Climate-Resilient Street Tree Species Study For Malaysia

Summary

Changes in climate and weather patterns will not only impact human life but also urban trees and their habitats. One of the recommended actions to prevent tree death due to climate change is for government and industries to prepare a list of climate-resilient tree species.

The study serves to initiate the conversation on choosing climate-resilient species and is a stepping-stone to further initiatives, including a an Open-collaborative Online Database. Given the diversity of tree species in Malaysia, volatile weather patterns, and shift to digitization, this platform will allow experts to continuously document the impacts of climate change on trees and help us better prepare for the future. The findings will also be developed into a policy report and mainstreamed to City Councils throughout the country.

Expertise: Resilience

Services: Climate Resilience

Flagships: Climate Resilience

Keywords:

Project Premise

Climate change poses severe challenges to cities in Malaysia. In terms of heat stress, climate change in cities will be heightened by the Urban Heat Island effect and the humidity of the equatorial climate. One of the best strategies to reduce urban temperatures and improve microclimate conditions is introducing street trees. However, street trees will also be impacted by the changing climate. Therefore, it is critical to identify the species that are more suited to withstand the coming changes in weather patterns.

 

What We Did

To do so, we established two main goals: identifying tree species that are appropriate/desirable for urban planting in a general context and, from these species, those that will most likely be resilient to the anticipated climate changes in Malaysia.
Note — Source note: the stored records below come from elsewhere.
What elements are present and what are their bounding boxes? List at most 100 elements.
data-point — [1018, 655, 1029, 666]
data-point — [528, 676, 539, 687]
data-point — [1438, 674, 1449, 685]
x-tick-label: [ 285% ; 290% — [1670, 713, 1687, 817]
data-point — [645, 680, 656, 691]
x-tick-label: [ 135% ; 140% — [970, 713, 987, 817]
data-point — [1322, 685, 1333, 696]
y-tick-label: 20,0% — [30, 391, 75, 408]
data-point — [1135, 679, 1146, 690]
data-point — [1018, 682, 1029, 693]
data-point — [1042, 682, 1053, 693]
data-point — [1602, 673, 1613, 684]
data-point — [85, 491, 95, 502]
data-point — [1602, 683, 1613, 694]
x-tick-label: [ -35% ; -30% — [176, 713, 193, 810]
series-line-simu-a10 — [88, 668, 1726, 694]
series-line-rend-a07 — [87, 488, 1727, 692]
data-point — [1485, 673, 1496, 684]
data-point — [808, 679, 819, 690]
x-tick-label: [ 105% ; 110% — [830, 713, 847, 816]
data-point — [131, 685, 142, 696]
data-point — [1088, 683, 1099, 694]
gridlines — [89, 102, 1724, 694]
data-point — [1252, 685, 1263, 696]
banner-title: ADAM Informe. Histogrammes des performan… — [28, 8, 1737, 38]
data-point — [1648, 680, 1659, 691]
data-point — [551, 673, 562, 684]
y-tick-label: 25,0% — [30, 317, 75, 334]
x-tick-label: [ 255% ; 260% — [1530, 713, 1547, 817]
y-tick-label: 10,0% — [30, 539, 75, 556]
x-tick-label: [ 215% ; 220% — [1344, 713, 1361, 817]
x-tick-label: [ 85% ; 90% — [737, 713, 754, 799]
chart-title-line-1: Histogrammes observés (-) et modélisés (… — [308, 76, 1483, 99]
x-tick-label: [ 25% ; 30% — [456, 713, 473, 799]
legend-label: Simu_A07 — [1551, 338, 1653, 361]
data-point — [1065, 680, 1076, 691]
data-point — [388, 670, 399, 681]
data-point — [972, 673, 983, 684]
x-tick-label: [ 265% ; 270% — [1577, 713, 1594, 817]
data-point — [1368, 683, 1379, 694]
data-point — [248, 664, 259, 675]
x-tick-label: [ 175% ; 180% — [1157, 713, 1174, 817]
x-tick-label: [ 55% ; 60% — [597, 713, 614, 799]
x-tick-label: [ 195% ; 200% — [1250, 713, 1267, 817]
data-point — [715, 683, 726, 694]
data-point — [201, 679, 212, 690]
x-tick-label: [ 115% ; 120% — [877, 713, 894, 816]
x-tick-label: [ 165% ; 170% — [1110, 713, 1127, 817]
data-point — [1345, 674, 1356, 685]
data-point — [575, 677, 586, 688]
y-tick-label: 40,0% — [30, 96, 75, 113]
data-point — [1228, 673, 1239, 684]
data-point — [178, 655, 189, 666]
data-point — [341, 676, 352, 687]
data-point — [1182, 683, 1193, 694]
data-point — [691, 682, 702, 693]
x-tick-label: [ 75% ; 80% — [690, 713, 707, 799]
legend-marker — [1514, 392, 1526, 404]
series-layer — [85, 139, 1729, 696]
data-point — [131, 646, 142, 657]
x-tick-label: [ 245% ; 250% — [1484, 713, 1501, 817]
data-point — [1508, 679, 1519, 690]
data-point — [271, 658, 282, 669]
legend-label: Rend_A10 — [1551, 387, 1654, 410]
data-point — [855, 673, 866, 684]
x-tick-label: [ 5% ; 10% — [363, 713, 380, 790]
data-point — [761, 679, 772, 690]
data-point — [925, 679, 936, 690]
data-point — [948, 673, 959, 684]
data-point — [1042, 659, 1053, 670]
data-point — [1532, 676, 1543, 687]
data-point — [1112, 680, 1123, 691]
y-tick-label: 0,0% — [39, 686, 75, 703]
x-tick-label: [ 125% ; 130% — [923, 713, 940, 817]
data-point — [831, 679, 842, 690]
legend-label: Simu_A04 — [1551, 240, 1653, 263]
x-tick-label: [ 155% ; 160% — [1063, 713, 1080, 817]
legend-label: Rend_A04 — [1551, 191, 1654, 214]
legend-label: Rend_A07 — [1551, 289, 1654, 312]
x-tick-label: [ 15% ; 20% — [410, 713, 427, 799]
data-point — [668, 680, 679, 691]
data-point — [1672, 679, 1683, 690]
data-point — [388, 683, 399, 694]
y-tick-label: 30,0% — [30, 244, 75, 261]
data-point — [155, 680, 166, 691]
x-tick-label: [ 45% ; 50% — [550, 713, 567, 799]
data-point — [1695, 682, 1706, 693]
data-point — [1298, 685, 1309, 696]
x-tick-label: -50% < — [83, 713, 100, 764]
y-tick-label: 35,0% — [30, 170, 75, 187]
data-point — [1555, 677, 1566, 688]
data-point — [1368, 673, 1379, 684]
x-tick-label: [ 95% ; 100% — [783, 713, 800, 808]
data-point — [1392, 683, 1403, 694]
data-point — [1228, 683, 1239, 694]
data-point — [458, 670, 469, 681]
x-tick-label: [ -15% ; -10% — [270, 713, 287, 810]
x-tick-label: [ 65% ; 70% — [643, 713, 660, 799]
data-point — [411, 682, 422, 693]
Local expert arborists, horticulturalists and botanists assessed the resilience of different species according to 38 predetermined criteria. A list of tree species that are more resilient to climate impacts was identified for four landscape types: a) urban streets; b) small urban green spaces; c) blue-green corridors; and d) coastal fronts. In the consultations with different experts, it became clear that climate change is already impacting several tree species in the region.

 

Project Outcomes

The primary output from this process is a preliminary list of species and associated relevant information that can assist cities and professionals in selecting tree species. Considering the progressive nature of climate change and the need to document impacts, an online database to record observations from professionals across Malaysia will be developed.

The study is being developed by Think City in partnership with Jabatan Landskap Negara. It is funded by the Climathon Global Cities Award 2020 and sponsored by the City Council of Penang Island (MBPP).